Be it a so-called court session where players were accused of fictitious crimes and forced to drink as punishment or an initiation ritual to honour a representative landmark, rugby teams across the professional spectrum – provincial, Super Rugby and All Blacks – endorsed, enabled and condoned heavy drinking sessions.
They were seen as part of the cultural fabric and while some coaching and management teams will be able to argue they never actively encouraged these sessions, none will be able to deny they turned a blind eye and pretended they weren't happening.
There's no prospect of deniability here as there is a substantial evidential basis to support these claims that generations of young men, even that first professional cohort, were wrongly led to believe they would find respect, self-esteem and happiness at the bottom of every glass they drained.
The most infamous example was the court session conducted by the All Blacks after their loss to South Africa in 2004.
By 9pm, most of the squad were lying semi-conscious in the gardens of their five-star Johannesburg hotel, having been put in the recovery position by horrified guests.
Hayman was a victim of that "drink to earn respect" culture, having been enshrined in rugby's alcoholic folklore for supposedly drinking 60 cans of beer on the flight back from London after the 2007 World Cup campaign.
When he signed to play for Newcastle he was the best tight-head in the world, but seemingly the media were more interested in quizzing him about his alleged epic drinking feat, and then glorifying it in print.
Arguments that rugby's broken relationship with alcohol were caused by a failure in personal responsibility simply don't wash, certainly not when most professional teams of that period had such strong sponsorship associations with beer brands and the first corporate logo to ever appear on the All Blacks' jersey was that of Steinlager.
Besides, whether this culture of heavy drinking was promoted or ignored is a nuanced point of irrelevance because either way, there are hundreds, if not thousands of former coaches, managers and administrators complicit in enabling generations of young men to build a harmful relationship with alcohol and measure their self-esteem by their ability to consume.
How this undeniable truth fits into the wider story of this group's brain health is something absolutely worth exploring.
Former All Blacks doctor John Mayhew has made the critical observation that it's not good science to automatically link Hayman and other players' early-onset dementia with their former occupation.

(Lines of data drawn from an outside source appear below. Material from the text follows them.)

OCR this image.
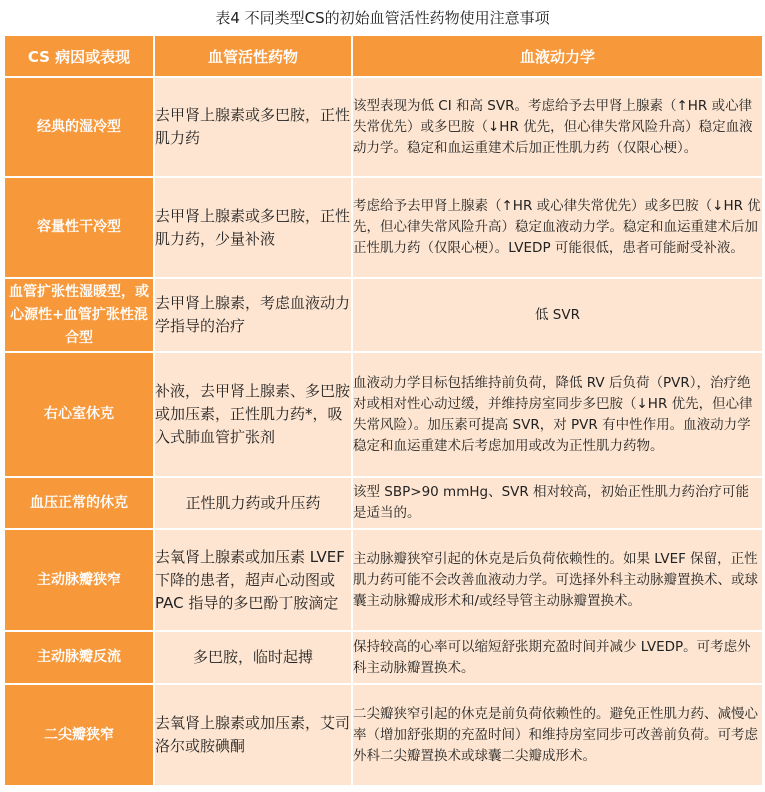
表4 不同类型CS的初始血管活性药物使用注意事项
CS 病因或表现	血管活性药物	血液动力学
经典的湿冷型	去甲肾上腺素或多巴胺，正性肌力药	该型表现为低 CI 和高 SVR。考虑给予去甲肾上腺素（↑HR 或心律失常优先）或多巴胺（↓HR 优先，但心律失常风险升高）稳定血液动力学。稳定和血运重建术后加正性肌力药（仅限心梗）。
容量性干冷型	去甲肾上腺素或多巴胺，正性肌力药，少量补液	考虑给予去甲肾上腺素（↑HR 或心律失常优先）或多巴胺（↓HR 优先，但心律失常风险升高）稳定血液动力学。稳定和血运重建术后加正性肌力药（仅限心梗）。LVEDP 可能很低，患者可能耐受补液。
血管扩张性湿暖型，或心源性+血管扩张性混合型	去甲肾上腺素，考虑血液动力学指导的治疗	低 SVR
右心室休克	补液，去甲肾上腺素、多巴胺或加压素，正性肌力药*，吸入式肺血管扩张剂	血液动力学目标包括维持前负荷，降低 RV 后负荷（PVR），治疗绝对或相对性心动过缓，并维持房室同步多巴胺（↓HR 优先，但心律失常风险）。加压素可提高 SVR，对 PVR 有中性作用。血液动力学稳定和血运重建术后考虑加用或改为正性肌力药物。
血压正常的休克	正性肌力药或升压药	该型 SBP>90 mmHg、SVR 相对较高，初始正性肌力药治疗可能是适当的。
主动脉瓣狭窄	去氧肾上腺素或加压素 LVEF 下降的患者，超声心动图或 PAC 指导的多巴酚丁胺滴定	主动脉瓣狭窄引起的休克是后负荷依赖性的。如果 LVEF 保留，正性肌力药可能不会改善血液动力学。可选择外科主动脉瓣置换术、或球囊主动脉瓣成形术和/或经导管主动脉瓣置换术。
主动脉瓣反流	多巴胺，临时起搏	保持较高的心率可以缩短舒张期充盈时间并减少 LVEDP。可考虑外科主动脉瓣置换术。
二尖瓣狭窄	去氧肾上腺素或加压素，艾司洛尔或胺碘酮	二尖瓣狭窄引起的休克是前负荷依赖性的。避免正性肌力药、减慢心率（增加舒张期的充盈时间）和维持房室同步可改善前负荷。可考虑外科二尖瓣置换术或球囊二尖瓣成形术。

This broadly reflects that the limited research exploring the relationship between recurring head injuries and brain damage has moved some in the medical world to conclude there is a definitive, direct link, while others are not yet convinced, citing the need to explore in early-onset dementia patients other factors such as their alcohol and drug use.
Currently there appears to be an emphasis on singular research fields, with scientists exploring the impact of recurring head injuries on brain health and separately the effect of drug and alcohol use on brain health.
What Hayman and his cohort of players who are taking legal action against World Rugby and the Rugby Football Union arguably need is for those streams to amalgamate and for research to be done on the combined impact of recurring head knocks and excessive alcohol use.
Whether the sport is historically guilty of failing to adequately protect players from the risks caused by concussions and sub-concussions, despite being armed with the knowledge and evidence to do so, will be for a court of law to decide.
But the question of whether the sport's respective governing bodies historically failed to promote responsible and positive attitudes and behaviours towards alcohol is one to which the answer is already known.
Society may have sown the drinking seeds, as it were, in many young men, but it was rugby clubs who nurtured the growth and amplified and habitualised drinking habits that left a generation of early professional players determining their self-worth by the number of empty beer cans on the floor.